La mujer levantó la vista de la tarjeta e inmediatamente alzó la vista para ver lo que estaba detrás de Billy. Las dos chicas también miraron en esa dirección.
—Hay veinte policías en los bosques más allá…
—Se lo advierto, joven, si se está inventando todo esto…
Billy empezaba a desesperarse. Le hubiera gustado agarrar a la vieja y darle su merecido. Le entraban ganas de decirle que dejase de ser tan testaruda y de dárselas de importante y que escuchase lo que le estaba diciendo. Pero durante los últimos dos meses había tenido ante él el ejemplo de Madden, y recordó lo que el inspector le había dicho en Highfield.
—Le aseguro que no me lo estoy inventando —replicó con voz tranquila—. Ha visto usted mi identificación. Trabajo en Scotland Yard. Algunos de los policías desplegados en la zona van armados. Puede que durante la próxima media hora se produzca un tiroteo. Quiero que reúna a estas chicas y que las aleje de aquí inmediatamente —dijo sin retirar la mirada de ella.
—Por favor, señorita… —pidió una de las chicas que tenía al lado, revolviéndose nerviosa.
—¡Bueno, muy bien! —Le devolvió bruscamente la tarjeta—. ¡Pero le advierto, joven, que esto no se va a quedar así!
La mujer se dio la vuelta y se metió la mano en el bolsillo que llevaba cosido en el uniforme. Al instante, Billy se dio cuenta de lo que iba a ocurrir.
—¡No lo haga! —le prohibió, agarrándola por la muñeca cuando ella se llevaba a los labios el silbato—. ¡No debe usted usar ese silbato!
—¡Quíteme la mano de encima! —gritó, con los labios blancos de rabia—. ¿Has visto eso, Cynthia? Este agente… este supuesto agente me ha maltratado. Voy a denunciarle y tú serás mi testigo. ¡Me ha maltratado! —repetía, al parecer encantada con la palabra.
Rojo de ira, Billy no dijo nada. La miró mientras se alejaba y llamaba, dando palmadas:
—¡Chicas! ¡A formar! ¡Nos vamos! Este hombre nos ha estropeado la tarde.
Los uniformes azules comenzaron a agruparse. Billy notaba sus miradas de desaprobación. Cuando estuvieron en fila de a dos, la mujer le echó una última mirada.
—Señor Styles —le advirtió—. Sí, señor Styles.
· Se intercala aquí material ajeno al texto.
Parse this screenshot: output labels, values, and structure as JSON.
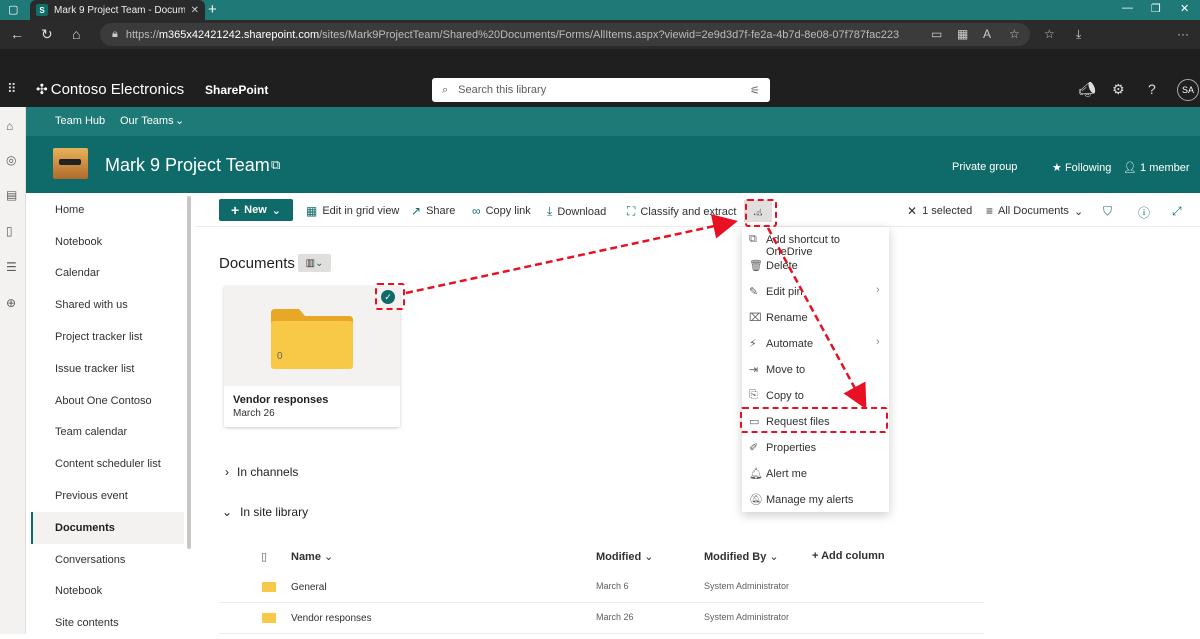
{
  "browser": {
    "tab_title": "Mark 9 Project Team - Documen",
    "url_prefix": "https://",
    "url_host": "m365x42421242.sharepoint.com",
    "url_path": "/sites/Mark9ProjectTeam/Shared%20Documents/Forms/AllItems.aspx?viewid=2e9d3d7f-fe2a-4b7d-8e08-07f787fac223"
  },
  "suite": {
    "brand": "Contoso Electronics",
    "app": "SharePoint",
    "search_placeholder": "Search this library",
    "avatar": "SA"
  },
  "hub": {
    "team_hub": "Team Hub",
    "our_teams": "Our Teams"
  },
  "site": {
    "title": "Mark 9 Project Team",
    "private_group": "Private group",
    "following": "Following",
    "members": "1 member"
  },
  "leftnav": [
    {
      "label": "Home"
    },
    {
      "label": "Notebook"
    },
    {
      "label": "Calendar"
    },
    {
      "label": "Shared with us"
    },
    {
      "label": "Project tracker list"
    },
    {
      "label": "Issue tracker list"
    },
    {
      "label": "About One Contoso"
    },
    {
      "label": "Team calendar"
    },
    {
      "label": "Content scheduler list"
    },
    {
      "label": "Previous event"
    },
    {
      "label": "Documents"
    },
    {
      "label": "Conversations"
    },
    {
      "label": "Notebook"
    },
    {
      "label": "Site contents"
    }
  ],
  "commands": {
    "new": "New",
    "edit_grid": "Edit in grid view",
    "share": "Share",
    "copy_link": "Copy link",
    "download": "Download",
    "classify": "Classify and extract",
    "more": "...",
    "selected": "1 selected",
    "view": "All Documents"
  },
  "library": {
    "title": "Documents",
    "pinned": {
      "name": "Vendor responses",
      "date": "March 26",
      "count": "0"
    },
    "in_channels": "In channels",
    "in_site_library": "In site library"
  },
  "table": {
    "headers": {
      "name": "Name",
      "modified": "Modified",
      "modified_by": "Modified By",
      "add_column": "+ Add column"
    },
    "rows": [
      {
        "name": "General",
        "modified": "March 6",
        "modified_by": "System Administrator"
      },
      {
        "name": "Vendor responses",
        "modified": "March 26",
        "modified_by": "System Administrator"
      }
    ]
  },
  "context_menu": [
    {
      "label": "Add shortcut to OneDrive",
      "icon": "shortcut-icon"
    },
    {
      "label": "Delete",
      "icon": "trash-icon"
    },
    {
      "label": "Edit pin",
      "icon": "pin-icon",
      "submenu": true
    },
    {
      "label": "Rename",
      "icon": "rename-icon"
    },
    {
      "label": "Automate",
      "icon": "automate-icon",
      "submenu": true
    },
    {
      "label": "Move to",
      "icon": "move-icon"
    },
    {
      "label": "Copy to",
      "icon": "copy-icon"
    },
    {
      "label": "Request files",
      "icon": "request-files-icon"
    },
    {
      "label": "Properties",
      "icon": "pencil-icon"
    },
    {
      "label": "Alert me",
      "icon": "bell-icon"
    },
    {
      "label": "Manage my alerts",
      "icon": "manage-alerts-icon"
    }
  ],
  "colors": {
    "brand": "#0f6b69",
    "hub": "#1e7a77",
    "annotation": "#e81123",
    "folder": "#f8c847"
  }
}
No olvidaré ese nombre.
Las exploradoras marcharon por el sendero. Billy apenas se percató de su partida. Todos sus pensamientos se centraban en la zona de matorral que tenía detrás. Sabía que le estaban observando. Un asesino despiadado… Recordó las palabras del inspector jefe. Se acordó de lo que les había ocurrido a Madden y a Stackpole en los bosques de Highfield y sintió una irresistible necesidad de moverse. ¡De correr!
Sin embargo, se obligó a pasearse por el borde del estanque durante unos minutos. Al ver una piedra plana en el suelo la cogió y la hizo pasar rozando por la superficie del agua. Después otra. Le temblaban las rodillas y tenía la boca seca.
Por fin, como si le aburriese ese entretenimiento, volvió tranquilamente por el sendero. Cuando quedó al abrigo de los laureles, le cedieron las rodillas, tropezó y cayó al suelo. Tenía los cigarrillos en la chaqueta, y no había nada en el mundo que le apeteciera más que encenderse uno. Pero durante un rato simplemente se quedó sentado donde estaba, a la sombra de los laureles, intentando contener el sudor que le corría por la frente y esperando a que se le calmase el latido del corazón.
Se maravilló de cómo los minutos transcurridos parecían años.